- Yields: 4 pancakes
- Ingredient Notes: Vegetarian, Vegan, Corn-free, Dairy-free, Egg-free, Peanut-free, Soy-free, Tree nut-free
Ingredients
- 1/3 cup toasted sesame oil
- 7 green onions, finely chopped, divided
- 1 1/4 cups all-purpose flour, plus extra for dusting
- 1/3 cup water
- Salt, to taste
- Toasted sesame seeds
- Cooking spray, for pan-frying
Directions
Heat oil in a small saucepan over medium-low heat. Add 3 chopped green onions and cook for 5 to 8 minutes, until onions turn golden. Strain, discarding onions, and set oil aside to cool before using.
In a bowl, mix flour and water by hand until a ball is formed. Knead dough until smooth, then place in a bowl and cover with a damp towel. Rest for 15 to 20 minutes.
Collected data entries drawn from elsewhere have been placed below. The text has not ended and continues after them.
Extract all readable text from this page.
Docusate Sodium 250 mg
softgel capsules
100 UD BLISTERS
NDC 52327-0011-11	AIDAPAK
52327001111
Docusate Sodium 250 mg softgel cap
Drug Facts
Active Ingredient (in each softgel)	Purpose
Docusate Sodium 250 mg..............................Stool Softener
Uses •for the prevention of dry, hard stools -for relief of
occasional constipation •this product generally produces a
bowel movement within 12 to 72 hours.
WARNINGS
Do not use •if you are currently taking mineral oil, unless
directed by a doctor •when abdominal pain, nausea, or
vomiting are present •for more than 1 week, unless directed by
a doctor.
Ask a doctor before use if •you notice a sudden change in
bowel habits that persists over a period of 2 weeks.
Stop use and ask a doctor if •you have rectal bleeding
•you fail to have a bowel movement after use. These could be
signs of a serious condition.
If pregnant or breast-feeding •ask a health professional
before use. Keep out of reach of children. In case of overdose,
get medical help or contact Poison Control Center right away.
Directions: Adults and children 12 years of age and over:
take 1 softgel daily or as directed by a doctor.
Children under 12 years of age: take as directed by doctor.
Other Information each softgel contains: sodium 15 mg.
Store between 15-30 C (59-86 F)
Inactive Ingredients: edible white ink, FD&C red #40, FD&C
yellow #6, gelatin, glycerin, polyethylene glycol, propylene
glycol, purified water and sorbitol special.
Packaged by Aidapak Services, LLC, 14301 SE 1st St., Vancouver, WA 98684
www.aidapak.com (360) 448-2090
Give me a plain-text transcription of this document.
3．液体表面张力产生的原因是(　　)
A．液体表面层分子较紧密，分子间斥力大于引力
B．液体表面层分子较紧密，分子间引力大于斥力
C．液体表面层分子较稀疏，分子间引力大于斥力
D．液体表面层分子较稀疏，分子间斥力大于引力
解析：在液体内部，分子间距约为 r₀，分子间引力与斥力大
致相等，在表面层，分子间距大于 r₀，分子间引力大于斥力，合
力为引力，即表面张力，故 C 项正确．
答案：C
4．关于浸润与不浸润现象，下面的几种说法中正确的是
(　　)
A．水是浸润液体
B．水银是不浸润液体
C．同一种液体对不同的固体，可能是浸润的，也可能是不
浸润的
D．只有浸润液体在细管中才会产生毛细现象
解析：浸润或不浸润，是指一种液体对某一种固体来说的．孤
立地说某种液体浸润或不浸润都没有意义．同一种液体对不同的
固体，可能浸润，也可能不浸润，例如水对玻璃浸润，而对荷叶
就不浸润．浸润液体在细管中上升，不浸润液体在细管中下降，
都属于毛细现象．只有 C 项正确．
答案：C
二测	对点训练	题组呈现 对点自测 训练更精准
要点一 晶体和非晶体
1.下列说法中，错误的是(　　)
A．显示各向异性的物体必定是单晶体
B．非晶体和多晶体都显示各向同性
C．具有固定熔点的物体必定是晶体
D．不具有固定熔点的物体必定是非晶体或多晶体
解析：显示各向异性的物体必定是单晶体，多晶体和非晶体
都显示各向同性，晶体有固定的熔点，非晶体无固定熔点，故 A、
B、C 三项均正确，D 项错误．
Divide dough into 4 equal parts and roll into balls. On a surface dusted with flour, use a rolling pin to flatten each ball into 6- to 7-inch circles.
Brush top side of each circle with green onion-sesame oil. Sprinkle with salt, remaining chopped green onions and toasted sesame seeds. Roll up each circle to form a log. Coil each log into a spiral shape. Flatten the spirals into 5-inch diameter pancakes.
Heat a cast iron pan over medium-high heat and spray with cooking spray. Carefully place pancakes in the pan. Lower heat to medium-low and fry until cooked through, 3 to 4 minutes per side. Serve hot.